Reproducibility ensures that the entire analysis can be replicated by others or by your future self. This involves documenting code, version controlling with Git, and using consistent environments through tools like R-Studio projects, virtual environments, or Docker containers. Reproducibility is essential for transparency, collaboration, and scientific rigor — especially in regulated or academic settings.
Deployment is the process of putting models or analysis outputs into a live environment where they can be used by others. This might include integrating a model into a web application, automating a data pipeline, or delivering scheduled reports. Deployment tools include Flask, APIs, cloud services (e.g., AWS, Azure), and platforms like Posit Connect.
🧱 A Data Science Workflow in Practice
Let’s outline the steps and include what happens as well as what tools and R packages you can use:
- Problem Framing: Define the question or hypothesis
Notes, Notebooks, Google Drive, Google Docs, Google Collab
2. Data Collection: Get the data (APIs, CSVs, scraping, databases)

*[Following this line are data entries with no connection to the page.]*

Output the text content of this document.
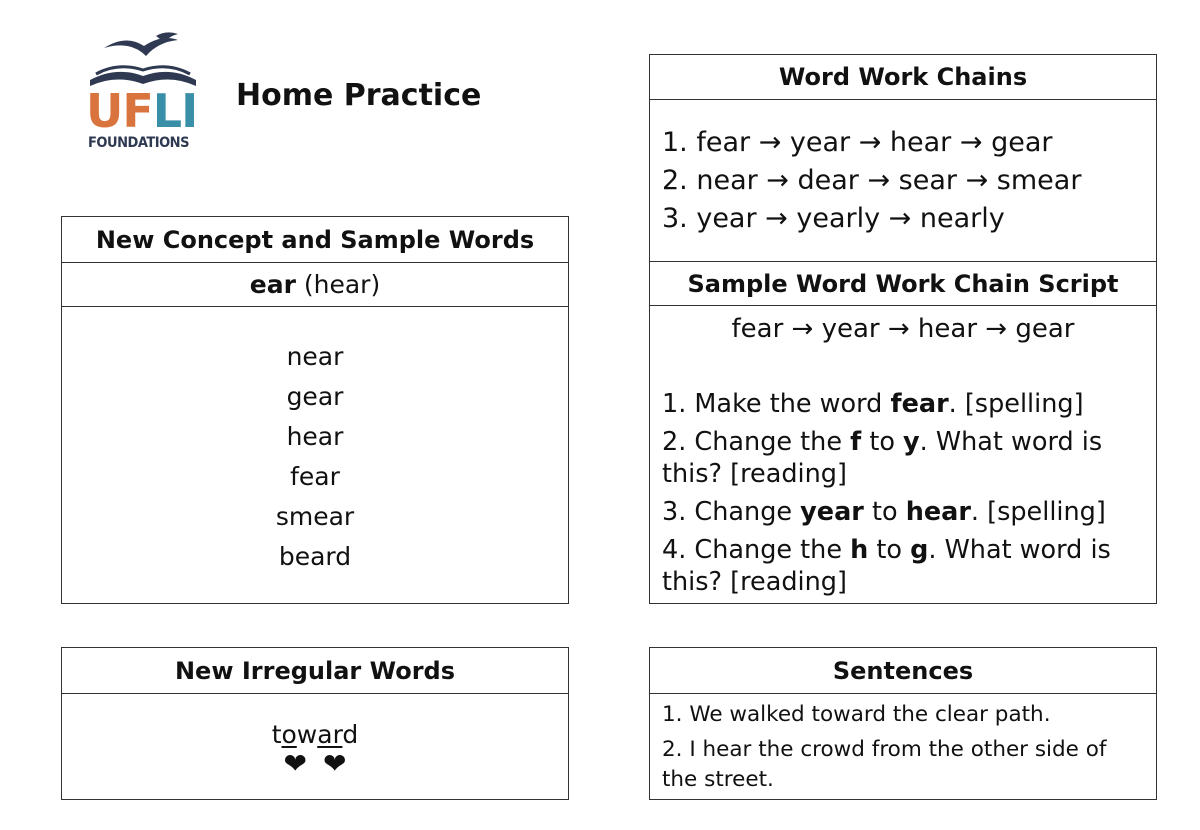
UFLI
FOUNDATIONS
Home Practice
New Concept and Sample Words
ear (hear)
near
gear
hear
fear
smear
beard
New Irregular Words
toward
❤❤
Word Work Chains
1. fear → year → hear → gear
2. near → dear → sear → smear
3. year → yearly → nearly
Sample Word Work Chain Script
fear → year → hear → gear
1. Make the word fear. [spelling]
2. Change the f to y. What word is this? [reading]
3. Change year to hear. [spelling]
4. Change the h to g. What word is this? [reading]
Sentences
1. We walked toward the clear path.
2. I hear the crowd from the other side of the street.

httr, rvest, DBI, readr, googlesheets4
3. Data Cleaning / Wrangling: Tidy, filter, reshape, handle missing data
dplyr, tidyr, janitor, lubridate
4. Exploratory Data Analysis (EDA): Summarize and visualize patterns
ggplot2, skimr, corrplot, plotly
5. Modeling / Inference: Build models or run statistical tests
caret, tidymodels, lm(), glm(), rstanarm
6. Validation: Check model performance or statistical assumptions
yardstick, rsample, residual plots
7. Communication: Create reports, dashboards, or apps
rmarkdown, flexdashboard, shiny, gt
8. Deployment: Make it usable by others (web app, API, report)
shinyapps.io, plumber, Docker, GitHub
9. Reproducibility & Version Control: Track code, share data, automate workflows
renv, targets, drake, Git, GitHub
⚙️ R-Specific Workflow Best Practices
Use Tidyverse for wrangling and plotting (clean, readable code)
Use
projectsandhere::here()to manage pathsDocument code using R Markdown
Automate steps with
targetsordrakeTrack packages with
renv
🧭 Azimuth Check:
Pause and consider if this all makes sense to you. Further, think of a data science workflow like a recipe:
Ingredients = data
Prep = wrangling/cleaning
Cooking = modeling
Tasting = validation
Serving = communication
Cook book= writing it all down so you can do it again (or share it)
Final Thoughts
Workflows are comprised of how you methodically solve problems. At some point you may have to readjust and go back and do a single step or a whole phase over. For example, if you start modeling, and you realize you don’t have enough data then you clearly have to collect more. This is normal because life isn’t perfect. There are more tools that exist to assist you in your workflow, such as targets. Finally, your workflow also includes debugging. Approach your debugging with deliberate purpose, and you will find that get more positive outcomes.